Ingredients:
- 150 gm puffed rice (murmura) - washed and soaked in water for 2 hours.
- 60 gm mawa
- 1/4 tsp baking powder
- Oil for frying
- Stuffing
- 90 gm Amul Cheese-grated
- 90 gm mawa
- 100 gm sugar
- 1 tbsp cashew nuts-chopped
- 2 tsp grated coconut
- 1 tbp raisins-chopped
1tsp chironji-chopped - Syrup
- 200 gm sugar
- 3 cups water
- 1 tbsp milk
- 1/2 tsp cardamom powder
- 2 tsp rose essence
- Silver foil for decoration
Method:
- Prepare syrup by boiling together the sugar and water. And milk and remove the scum as it surfaces.
- Boil till 3 cups of clear syrup are obtained.
- Remove from fire and flavour with essence and cardamom powder. Keep aside.
- Cook the mawa for stuffing in frying pan till it is golden brown.
- Add the rest of the ingredents and mix well. form into small balls and keep separately.
- Squeeze out the water from the puffed rice and mix it with the rest of the ingredents for Jamuns except oil.
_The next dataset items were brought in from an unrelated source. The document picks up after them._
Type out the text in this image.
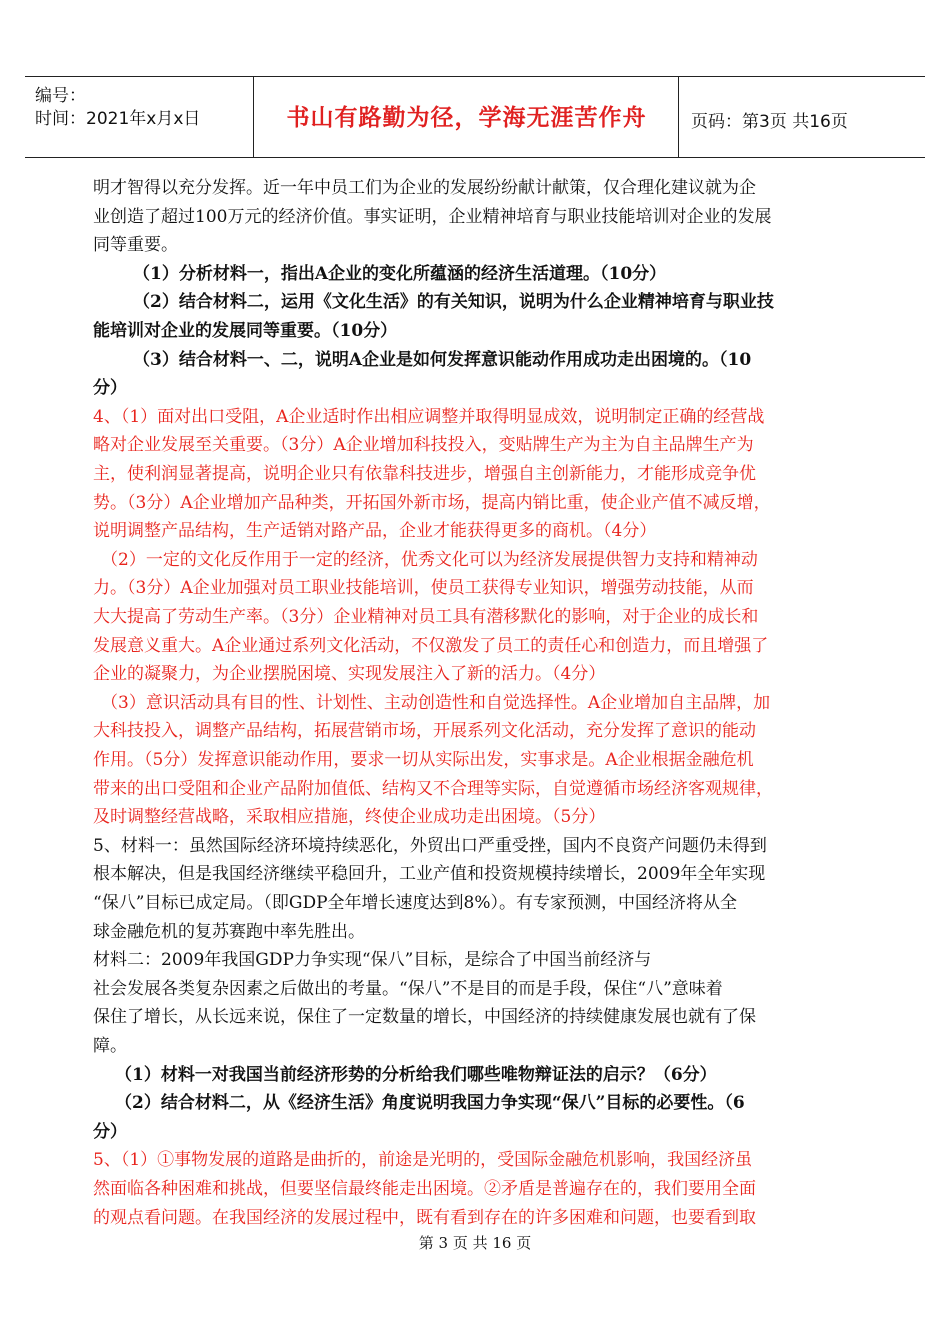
编号：
时间：2021年x月x日	书山有路勤为径，学海无涯苦作舟	页码：第3页 共16页
明才智得以充分发挥。近一年中员工们为企业的发展纷纷献计献策，仅合理化建议就为企
业创造了超过100万元的经济价值。事实证明，企业精神培育与职业技能培训对企业的发展
同等重要。
（1）分析材料一，指出A企业的变化所蕴涵的经济生活道理。（10分）
（2）结合材料二，运用《文化生活》的有关知识，说明为什么企业精神培育与职业技
能培训对企业的发展同等重要。（10分）
（3）结合材料一、二，说明A企业是如何发挥意识能动作用成功走出困境的。（10
分）
4、（1）面对出口受阻，A企业适时作出相应调整并取得明显成效，说明制定正确的经营战
略对企业发展至关重要。（3分）A企业增加科技投入，变贴牌生产为主为自主品牌生产为
主，使利润显著提高，说明企业只有依靠科技进步，增强自主创新能力，才能形成竞争优
势。（3分）A企业增加产品种类，开拓国外新市场，提高内销比重，使企业产值不减反增，
说明调整产品结构，生产适销对路产品，企业才能获得更多的商机。（4分）
（2）一定的文化反作用于一定的经济，优秀文化可以为经济发展提供智力支持和精神动
力。（3分）A企业加强对员工职业技能培训，使员工获得专业知识，增强劳动技能，从而
大大提高了劳动生产率。（3分）企业精神对员工具有潜移默化的影响，对于企业的成长和
发展意义重大。A企业通过系列文化活动，不仅激发了员工的责任心和创造力，而且增强了
企业的凝聚力，为企业摆脱困境、实现发展注入了新的活力。（4分）
（3）意识活动具有目的性、计划性、主动创造性和自觉选择性。A企业增加自主品牌，加
大科技投入，调整产品结构，拓展营销市场，开展系列文化活动，充分发挥了意识的能动
作用。（5分）发挥意识能动作用，要求一切从实际出发，实事求是。A企业根据金融危机
带来的出口受阻和企业产品附加值低、结构又不合理等实际，自觉遵循市场经济客观规律，
及时调整经营战略，采取相应措施，终使企业成功走出困境。（5分）
5、材料一：虽然国际经济环境持续恶化，外贸出口严重受挫，国内不良资产问题仍未得到
根本解决，但是我国经济继续平稳回升，工业产值和投资规模持续增长，2009年全年实现
“保八”目标已成定局。（即GDP全年增长速度达到8%）。有专家预测，中国经济将从全
球金融危机的复苏赛跑中率先胜出。
材料二：2009年我国GDP力争实现“保八”目标，是综合了中国当前经济与
社会发展各类复杂因素之后做出的考量。“保八”不是目的而是手段，保住“八”意味着
保住了增长，从长远来说，保住了一定数量的增长，中国经济的持续健康发展也就有了保
障。
（1）材料一对我国当前经济形势的分析给我们哪些唯物辩证法的启示？（6分）
（2）结合材料二，从《经济生活》角度说明我国力争实现“保八”目标的必要性。（6
分）
5、（1）①事物发展的道路是曲折的，前途是光明的，受国际金融危机影响，我国经济虽
然面临各种困难和挑战，但要坚信最终能走出困境。②矛盾是普遍存在的，我们要用全面
的观点看问题。在我国经济的发展过程中，既有看到存在的许多困难和问题，也要看到取
第 3 页 共 16 页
- Knead well and from into as many balls as the number of stuffing balls you have.
- Flatten out the puffed rice balls on the plam of your hand and place a mawa ball on it.
- Fold over adn close sides to make an oval Jamun. deep fry on low fire till dark brown.
- Drain well and immerse in warm syrup for an hour. Serve warm decorated with silver foil.